Monday 30 July 2018

The Start-Up Delusion


Many organisations of different sizes have a software engineering function, from a small band of developers to a large team of people covering many specialisms.

As organisations grow they can often pine for the days when they were smaller, looking back on these days and determining this is when they were most efficient, productive and successful.

Sometimes this nostalgia can be through rose tinted glasses, we lose sight of the cause of our previous success and this means we fail in trying to reproduce it.

What form do these delusions take? What mistakes do we make in analysing why things seemed better then?

Need for Speed

When we look back on our days as a smaller team we often refer to the speed that we feel we used to work and produce results. We castigate ourselves for not being able to produce results as quickly as we used to.

But to look at this in terms of speed is to misunderstand the cause of the productivity we now long for. The time taken to produce the code for any given feature does not change between a small team and a large team, the difference comes from the scope of the feature we are trying to implement.

The amount of scope a start-up will include in a feature is often dramatically less than will be attempted by a larger team. Start-ups want, and need, to get code into production quickly, to achieve this edge cases are often dismissed, scaleability is reduced to the next milestone without over reaching for something that is well over the horizon.

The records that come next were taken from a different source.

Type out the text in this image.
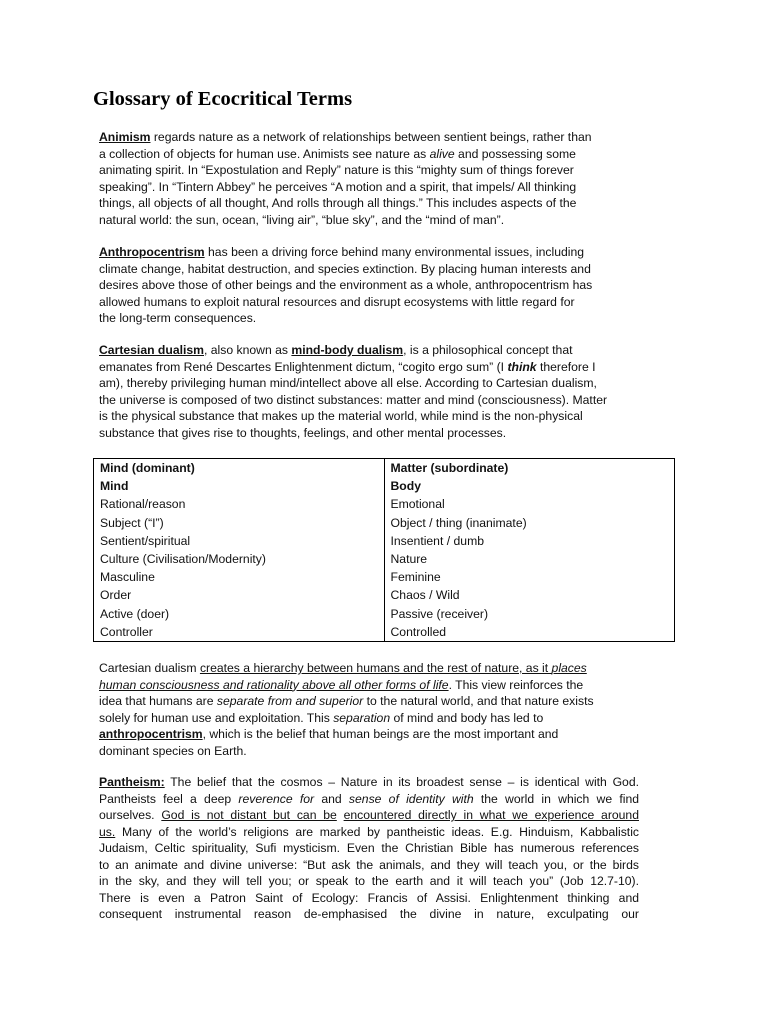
Glossary of Ecocritical Terms
Animism regards nature as a network of relationships between sentient beings, rather than
a collection of objects for human use. Animists see nature as alive and possessing some
animating spirit. In “Expostulation and Reply” nature is this “mighty sum of things forever
speaking”. In “Tintern Abbey” he perceives “A motion and a spirit, that impels/ All thinking
things, all objects of all thought, And rolls through all things.” This includes aspects of the
natural world: the sun, ocean, “living air”, “blue sky”, and the “mind of man”.
Anthropocentrism has been a driving force behind many environmental issues, including
climate change, habitat destruction, and species extinction. By placing human interests and
desires above those of other beings and the environment as a whole, anthropocentrism has
allowed humans to exploit natural resources and disrupt ecosystems with little regard for
the long-term consequences.
Cartesian dualism, also known as mind-body dualism, is a philosophical concept that
emanates from René Descartes Enlightenment dictum, “cogito ergo sum” (I think therefore I
am), thereby privileging human mind/intellect above all else. According to Cartesian dualism,
the universe is composed of two distinct substances: matter and mind (consciousness). Matter
is the physical substance that makes up the material world, while mind is the non-physical
substance that gives rise to thoughts, feelings, and other mental processes.
Mind (dominant)	Matter (subordinate)
Mind	Body
Rational/reason	Emotional
Subject (“I”)	Object / thing (inanimate)
Sentient/spiritual	Insentient / dumb
Culture (Civilisation/Modernity)	Nature
Masculine	Feminine
Order	Chaos / Wild
Active (doer)	Passive (receiver)
Controller	Controlled
Cartesian dualism creates a hierarchy between humans and the rest of nature, as it places
human consciousness and rationality above all other forms of life. This view reinforces the
idea that humans are separate from and superior to the natural world, and that nature exists
solely for human use and exploitation. This separation of mind and body has led to
anthropocentrism, which is the belief that human beings are the most important and
dominant species on Earth.
Pantheism: The belief that the cosmos – Nature in its broadest sense – is identical with God.
Pantheists feel a deep reverence for and sense of identity with the world in which we find
ourselves. God is not distant but can be encountered directly in what we experience around
us. Many of the world’s religions are marked by pantheistic ideas. E.g. Hinduism, Kabbalistic
Judaism, Celtic spirituality, Sufi mysticism. Even the Christian Bible has numerous references
to an animate and divine universe: “But ask the animals, and they will teach you, or the birds
in the sky, and they will tell you; or speak to the earth and it will teach you” (Job 12.7-10).
There is even a Patron Saint of Ecology: Francis of Assisi. Enlightenment thinking and
consequent instrumental reason de-emphasised the divine in nature, exculpating our
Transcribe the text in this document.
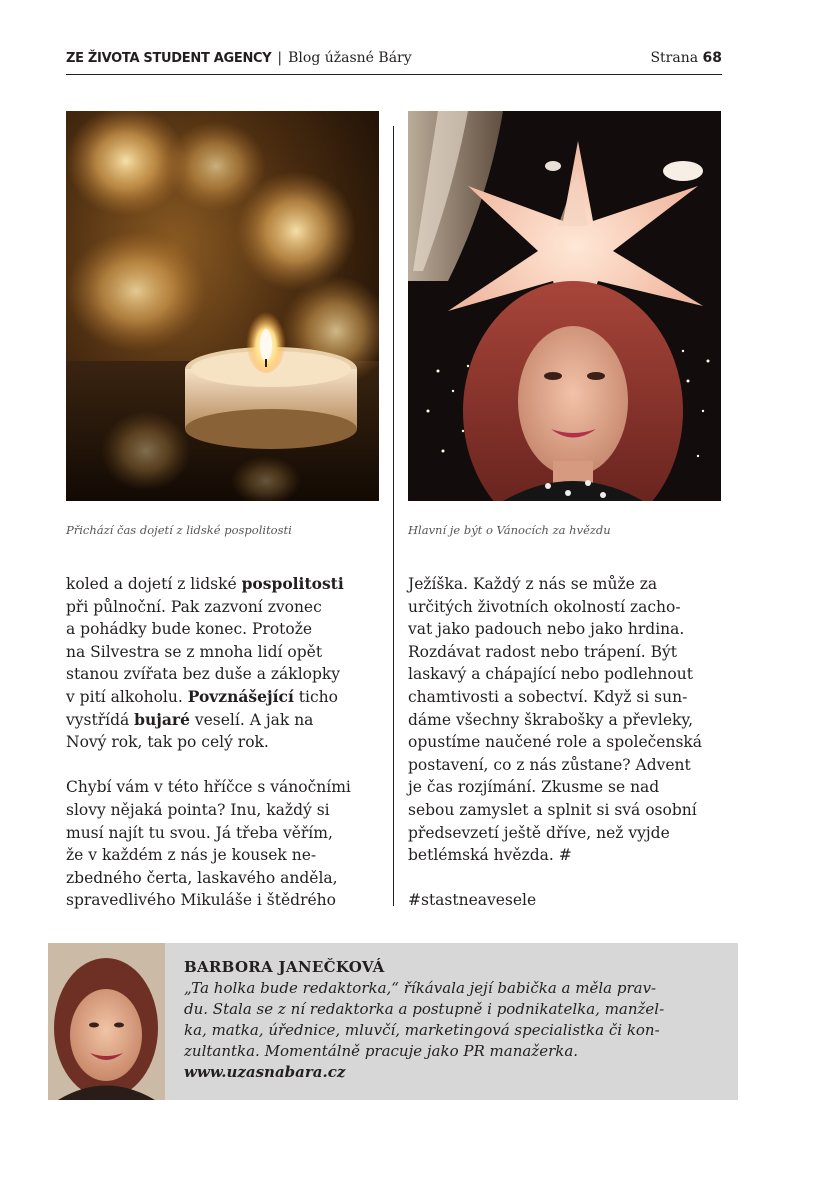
ZE ŽIVOTA STUDENT AGENCY | Blog úžasné Báry	Strana 68
Přichází čas dojetí z lidské pospolitosti	Hlavní je být o Vánocích za hvězdu
koled a dojetí z lidské pospolitosti
při půlnoční. Pak zazvoní zvonec
a pohádky bude konec. Protože
na Silvestra se z mnoha lidí opět
stanou zvířata bez duše a záklopky
v pití alkoholu. Povznášející ticho
vystřídá bujaré veselí. A jak na
Nový rok, tak po celý rok.
Chybí vám v této hříčce s vánočními
slovy nějaká pointa? Inu, každý si
musí najít tu svou. Já třeba věřím,
že v každém z nás je kousek ne-
zbedného čerta, laskavého anděla,
spravedlivého Mikuláše i štědrého
Ježíška. Každý z nás se může za
určitých životních okolností zacho-
vat jako padouch nebo jako hrdina.
Rozdávat radost nebo trápení. Být
laskavý a chápající nebo podlehnout
chamtivosti a sobectví. Když si sun-
dáme všechny škrabošky a převleky,
opustíme naučené role a společenská
postavení, co z nás zůstane? Advent
je čas rozjímání. Zkusme se nad
sebou zamyslet a splnit si svá osobní
předsevzetí ještě dříve, než vyjde
betlémská hvězda. #
#stastneavesele
BARBORA JANEČKOVÁ
„Ta holka bude redaktorka,“ říkávala její babička a měla prav-
du. Stala se z ní redaktorka a postupně i podnikatelka, manžel-
ka, matka, úřednice, mluvčí, marketingová specialistka či kon-
zultantka. Momentálně pracuje jako PR manažerka.
www.uzasnabara.cz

Start-ups do not distort the mathematics of what is possible in a certain period of time, instead they embrace the certainty that if time is fixed the only lever that can be adjusted is scope. They are masters in pragmatism, doing just enough to get over the line, as organisations grow adjustments in scope become harder because you have a user base that expects more from you and will have a reduced tolerance for missing functionality.

Different or Better

Disruption is a quality we tend to hold in high regard, this leads to frustration when we feel we held back from being disruptive by our size. I believe a cause of this frustration is a misunderstanding of what it means to be disruptive.

Disruption is often equated with being different, but being different can simply be a pseudonym for being wrong. Disruption isn't just a function of a software engineering department, it isn't about features, its about re-defining a marketplace and creating new ways to deliver value to users.

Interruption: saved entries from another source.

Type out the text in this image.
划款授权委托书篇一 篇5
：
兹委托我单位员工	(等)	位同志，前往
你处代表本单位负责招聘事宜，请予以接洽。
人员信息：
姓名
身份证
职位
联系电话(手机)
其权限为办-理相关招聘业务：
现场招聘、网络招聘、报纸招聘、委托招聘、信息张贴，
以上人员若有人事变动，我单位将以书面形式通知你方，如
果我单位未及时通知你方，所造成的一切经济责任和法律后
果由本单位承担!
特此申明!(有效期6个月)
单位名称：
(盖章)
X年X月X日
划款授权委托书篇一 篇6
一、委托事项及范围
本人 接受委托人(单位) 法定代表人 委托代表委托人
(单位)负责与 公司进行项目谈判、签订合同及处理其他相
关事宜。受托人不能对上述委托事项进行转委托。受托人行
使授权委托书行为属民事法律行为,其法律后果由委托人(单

When your disruption is successful it will naturally start to transition towards normal, others will cotton onto your foresight and begin to copy.

In this situation continuing to be disruptive will become harder, instead you should look to iterate on your initial innovation and extract the rewards of being first.

There is only so many times you can change a market place before you slide into just trying to be different, but being different without an understanding of why that approach or new feature will be better, both in terms of user satisfaction but also in terms of your ability to extract value, will eventually lead to mistakes and you giving up your position as the leader in the market you created.

Successful start-ups just need one good idea that they can run with, there goal is to make noise and attract attention. As an organisation grows focus will naturally change to wanting to realise the potential of all that hard work.

Barriers to Communication

As organisations grow they naturally start to build up processes and communication channels start to become more formal.

In 1967 Melvin Conway coined Conway's Law:

"organizations which design systems ... are constrained to produce designs which are copies of the communication structures of these organizations."

If organisations do wish to return to their roots as a start-up they would do well to heed the message of Conway's Law.

Whilst each individual new process thats introduced may come from good intentions they have a cumulative effect that degrades both the frequency and quality of the communication between teams.

To return to the topic of speed, this lack of communication in organisations that consist of multiple development teams will put the brakes on the output like nothing else.

This is also a different process to reverse, to have the approach of a start-up isn't just about the engineers mindset your whole organisation must be structured with that goal.

Its tempting to think that start-ups have access to knowledge or magic that enable them to achieve the impossible or work to a different set of rules.

In fact they are a demonstration of factors that we are all aware of and have it under our control to master.

If an organisation truly wants to achieve this hallowed state then it isn't enough to simply tell your employees to think that way, your organisation from top to bottom must embrace these factors and not shy away from them.